Both bloggers can see the world very intensely from their own point of view, but they can't see how they must be coming across to Wallace at all. They don't seem aware that, though this moment is new and unique and important to them, for him it is yet another in a long series of almost identically unpleasant encounters with needy strangers. It's totally understandable (God, I have done worse), but the lack of empathy, on both sides, is also totally heartbreaking. They know his soul, because they've read his book (which is just his soul in code), and so they feel he is their soulmate. But he doesn't know their soul, because he hasn't read their book, and so he feels assaulted.

And both these people are obviously very nice, otherwise sensitive people, trying to make a real connection to someone they admire enormously, and the harder they try the more they fail, and now he’s dead and they never connected and it’s all intensely sad.

Reader Comments (2)

I've interviewed hundreds of authors, and rest assured I understand empathy and the quirks of an author. I certainly never claimed to understand DFW's soul. Your own emotional confusion has caused you to misread my piece, which was written many years ago from a satirical and self-deprecatory standpoint in the vein of Nicholson Baker's "U & I." And obviously you are not a journalist -- not in the truest sense of the word. A REAL journalist makes every effort to get the interview, going straight to the source when necessary. When DFW said no to me in person and offered his reasons, I backed off. Didn't contact Bonnie Nadell. Figured I'd get him on the next book, if he was so inclined. You make it sound as if I was stalking the guy, when all I really did was stand in line.

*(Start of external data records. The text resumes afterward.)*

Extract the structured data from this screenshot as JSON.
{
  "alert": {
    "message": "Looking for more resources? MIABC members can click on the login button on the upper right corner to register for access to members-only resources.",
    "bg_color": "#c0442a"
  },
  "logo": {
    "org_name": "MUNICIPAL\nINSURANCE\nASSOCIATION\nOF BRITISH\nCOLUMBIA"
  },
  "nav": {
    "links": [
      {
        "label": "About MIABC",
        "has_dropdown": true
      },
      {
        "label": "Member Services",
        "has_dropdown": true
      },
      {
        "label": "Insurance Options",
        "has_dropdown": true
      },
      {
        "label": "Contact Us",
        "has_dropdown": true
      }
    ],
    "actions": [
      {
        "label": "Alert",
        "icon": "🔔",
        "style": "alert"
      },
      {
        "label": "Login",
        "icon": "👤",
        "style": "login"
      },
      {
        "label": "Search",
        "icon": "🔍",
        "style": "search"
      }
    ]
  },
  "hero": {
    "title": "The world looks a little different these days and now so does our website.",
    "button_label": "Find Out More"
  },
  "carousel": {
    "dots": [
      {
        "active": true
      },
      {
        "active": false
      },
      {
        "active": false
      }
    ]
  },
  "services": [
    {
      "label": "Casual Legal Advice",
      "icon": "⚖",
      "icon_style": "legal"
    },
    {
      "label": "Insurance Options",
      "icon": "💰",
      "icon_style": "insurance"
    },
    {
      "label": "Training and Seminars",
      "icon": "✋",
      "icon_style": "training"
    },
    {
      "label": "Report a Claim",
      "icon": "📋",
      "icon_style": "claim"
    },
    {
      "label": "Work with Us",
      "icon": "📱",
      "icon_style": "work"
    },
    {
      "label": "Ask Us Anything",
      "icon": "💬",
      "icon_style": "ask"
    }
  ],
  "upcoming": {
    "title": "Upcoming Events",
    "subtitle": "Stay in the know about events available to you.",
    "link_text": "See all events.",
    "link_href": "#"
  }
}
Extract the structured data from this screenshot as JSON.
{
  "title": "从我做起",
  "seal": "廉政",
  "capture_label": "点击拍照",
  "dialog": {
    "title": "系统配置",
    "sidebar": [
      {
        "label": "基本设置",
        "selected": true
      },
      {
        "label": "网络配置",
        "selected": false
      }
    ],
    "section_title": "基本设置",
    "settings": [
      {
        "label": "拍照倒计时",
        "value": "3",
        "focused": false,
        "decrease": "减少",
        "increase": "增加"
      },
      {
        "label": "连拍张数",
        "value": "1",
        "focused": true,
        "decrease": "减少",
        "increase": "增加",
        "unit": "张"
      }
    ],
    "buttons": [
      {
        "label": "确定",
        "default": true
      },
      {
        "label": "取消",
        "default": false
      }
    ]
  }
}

As to this other blogger, that account was very clearly written from a tongue-in-cheek standpoint. I realize that you're still trying to account for your own feelings -- by your measure, it's just as egregious as this other blogger and me -- but you seem unable to parse what is viscerally evident before you within the text. And that is perhaps just as intensely sad as DFW's suicide.
September 20, 2008 | Unregistered Commentered
Thanks for calling by, Ed, and putting your side of things succinctly and well.

You're quite right, I'm "not a journalist, not in the truest sense of the word". I'm a novelist, I've had a couple of short stories published in Prospect (and I won the BBC National Short Story Prize, which Prospect co-sponsor), so they sometimes ask me to write on things they think I might know something about, like depressed novelists.

I fully understand, and fully understood as I read it, that your piece was written "from a satirical and self-deprecatory standpoint in the vein of Nicholson Baker's "U & I.""

If it's any consolation, I found "U & I" excruciating too.

We're just looking at this David Foster Wallace reading down different reality tunnels. I don't think we disagree on anything fundamental. You identify with the journalist, I identify with the novelist. I don't think you did anything wrong, I certainly didn't mean to make it sound like you were stalking him. I totally agree, you were just doing what "a REAL journalist" does. But that's why I'm not a real journalist.

I'm sorry if you feel that I was "unable to parse what is viscerally evident" in what you wrote. I will work on my visceral evidence parsing.